Bac 2010, français, sujets séries technologiques

DNBAC

 

Séries technologiques



Objet d'étude : L'argumentation directe et indirecte.


Corpus :


Texte 1 : Rabah Belamri, Mémoire en archipel, « Conte arabe »,1990.
Texte 2 : La Fontaine, Fables, I. 6 « La Génisse, la Chèvre et la Brebis, en société avec le Lion », 1668.
Texte 3 : La Fontaine, Fables, I. 10 « Le Loup et l'Agneau », 1668
Texte 4 : Diderot, Encyclopédie, article « Autorité politique » (extrait), 1751-1772. 



Texte 1 : Rabah Belamri, Conte arabe, Mémoire en archipel, 1990.

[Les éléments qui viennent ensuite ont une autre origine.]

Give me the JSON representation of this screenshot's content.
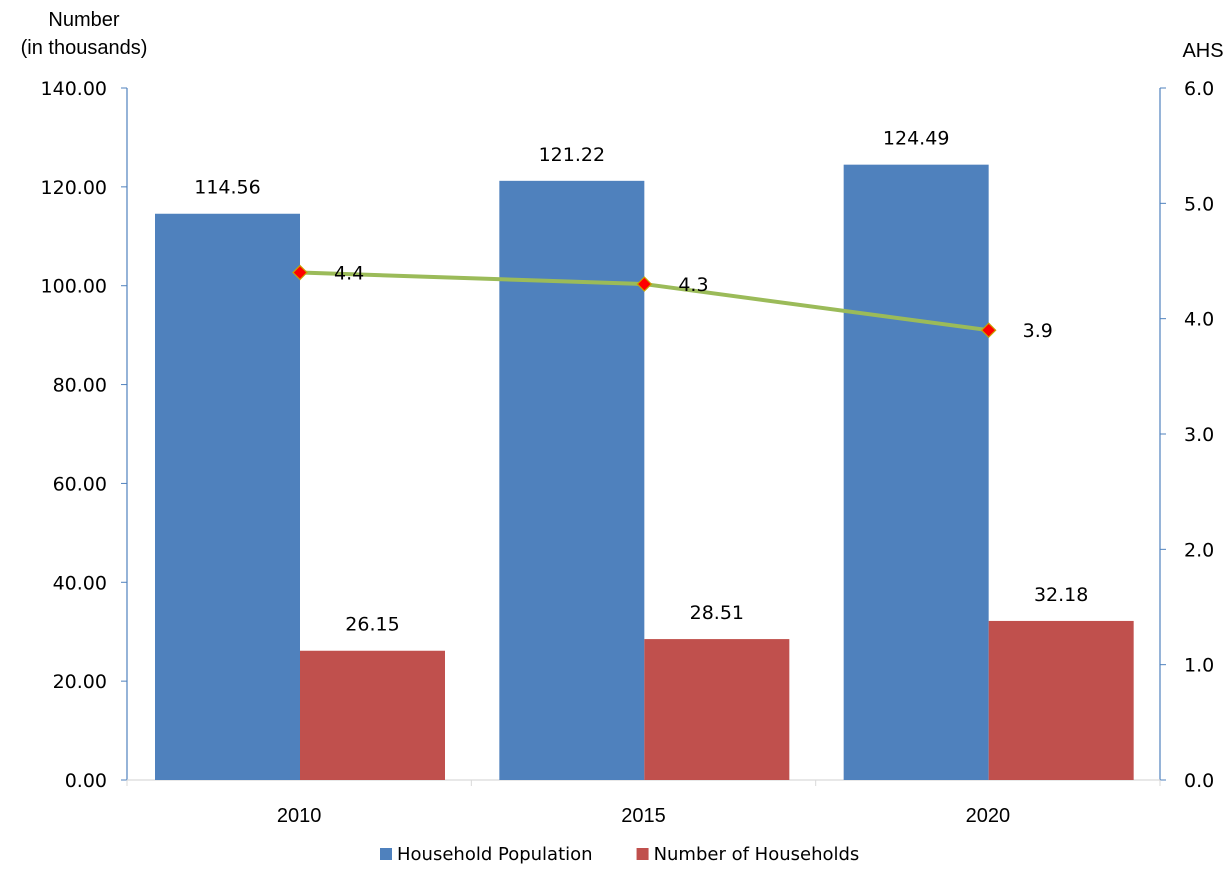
{
  "chart_data": {
    "type": "bar",
    "title": "",
    "categories": [
      "2010",
      "2015",
      "2020"
    ],
    "y_left": {
      "label_line1": "Number",
      "label_line2": "(in thousands)",
      "range": [
        0,
        140
      ],
      "ticks": [
        "0.00",
        "20.00",
        "40.00",
        "60.00",
        "80.00",
        "100.00",
        "120.00",
        "140.00"
      ]
    },
    "y_right": {
      "label": "AHS",
      "range": [
        0,
        6
      ],
      "ticks": [
        "0.0",
        "1.0",
        "2.0",
        "3.0",
        "4.0",
        "5.0",
        "6.0"
      ]
    },
    "series": [
      {
        "name": "Household Population",
        "type": "bar",
        "axis": "left",
        "color": "#4F81BD",
        "values": [
          114.56,
          121.22,
          124.49
        ],
        "labels": [
          "114.56",
          "121.22",
          "124.49"
        ]
      },
      {
        "name": "Number of Households",
        "type": "bar",
        "axis": "left",
        "color": "#C0504D",
        "values": [
          26.15,
          28.51,
          32.18
        ],
        "labels": [
          "26.15",
          "28.51",
          "32.18"
        ]
      },
      {
        "type": "line",
        "axis": "right",
        "color": "#9BBB59",
        "marker_color": "#FF0000",
        "values": [
          4.4,
          4.3,
          3.9
        ],
        "labels": [
          "4.4",
          "4.3",
          "3.9"
        ]
      }
    ],
    "legend_position": "bottom",
    "grid": false
  }
}
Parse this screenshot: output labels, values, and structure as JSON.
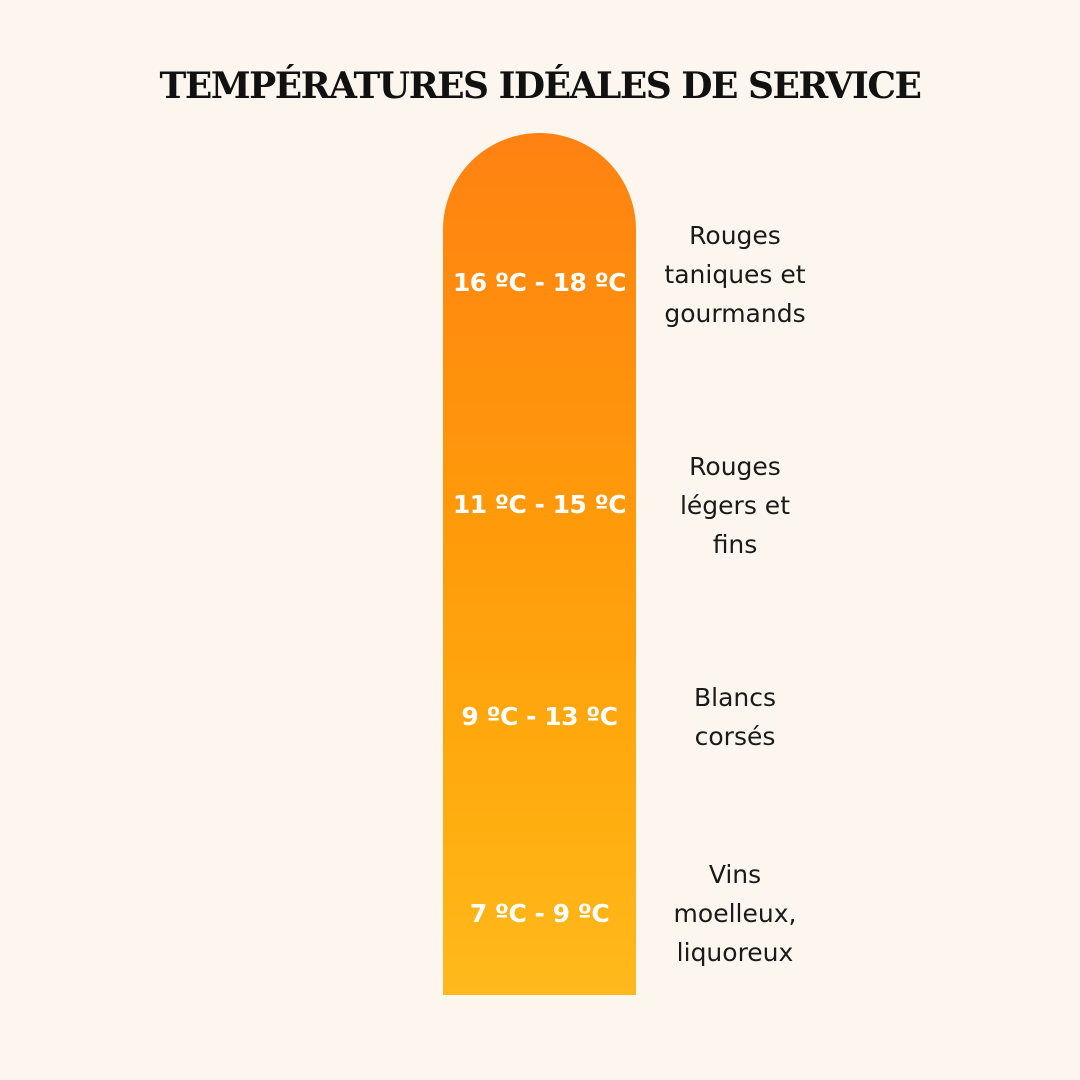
{
  "title": "TEMPÉRATURES IDÉALES DE SERVICE",
  "colors": {
    "background": "#fcf6ef",
    "thermometer_top": "#ff8212",
    "thermometer_bottom": "#ffb91c",
    "temperature_text": "#ffffff",
    "description_text": "#1a1a1a"
  },
  "bands": [
    {
      "range": "16 ºC - 18 ºC",
      "lines": [
        "Rouges",
        "taniques et",
        "gourmands"
      ]
    },
    {
      "range": "11 ºC - 15 ºC",
      "lines": [
        "Rouges",
        "légers et",
        "fins"
      ]
    },
    {
      "range": "9 ºC - 13 ºC",
      "lines": [
        "Blancs",
        "corsés"
      ]
    },
    {
      "range": "7 ºC - 9 ºC",
      "lines": [
        "Vins",
        "moelleux,",
        "liquoreux"
      ]
    }
  ]
}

- Raconte-nous l'histoire de l'éléphant du roi, mère ! 
- Mais vous la connaissez déjà. 
- Ça ne fait rien. Raconte encore. 

  Et nous ne la laissions en paix que lorsqu'elle commençait à nous raconter l'histoire de l'éléphant du roi. 
  Il y avait un roi qui possédait un gros éléphant. Il l'aimait beaucoup et le laissait libre de ses mouvements. L'éléphant allait partout : traversant les champs et les jardins, causant sur son passage des dégâts considérables. La population se taisait, n'osant protester auprès du souverain par peur de le contrarier. Or, un jour, Jeha, qui venait d'assister au saccage de son champ de blé, son bien unique, dit à ses compatriotes : 
- Mes frères, soyons courageux et allons voir le roi tous ensemble pour lui dire que son éléphant nous fait du mal. Il nous ruinera. Nous finirons par mourir de faim. 
  - Mais lequel d'entre nous sera assez fou pour s'adresser au roi ? dirent les gens, craintifs. 
  Jeha réfléchit un instant et déclara : 
- Puisque vous avez peur, je parlerai le premier. Je dirai : Sire, sauf ton1 respect, ton éléphant...et vous à l'unisson, vous poursuivrez : nous fait du mal. Ainsi, personne ne sera mis à l'avant. Et si nous devions encourir la colère du roi, nous la subirions tous. 
  Quand le roi apparut sur son balcon et fit signe au peuple rassemblé à ses pieds de présenter ses doléances, Jeha prit la parole : 
- Sire, sauf ton respect, ton éléphant... 
  Le peuple demeura muet, et la suite de la phrase ne vint pas. 
- Qu'a-t-il donc, mon éléphant ? s'enquit le roi, les yeux posés sur Jeha. 
  Jeha ne perdit pas contenance. 
- Sire, sauf ton respect, ton éléphant...reprit-il en se retournant vers ses compagnons qui, tête basse, semblaient avoir perdu l'usage de la parole. 
- Parle donc Jeha ! Qu'as-tu à reprocher à mon éléphant ? 
  Jeha se gratta la tête, embarrassé, soupira avec découragement.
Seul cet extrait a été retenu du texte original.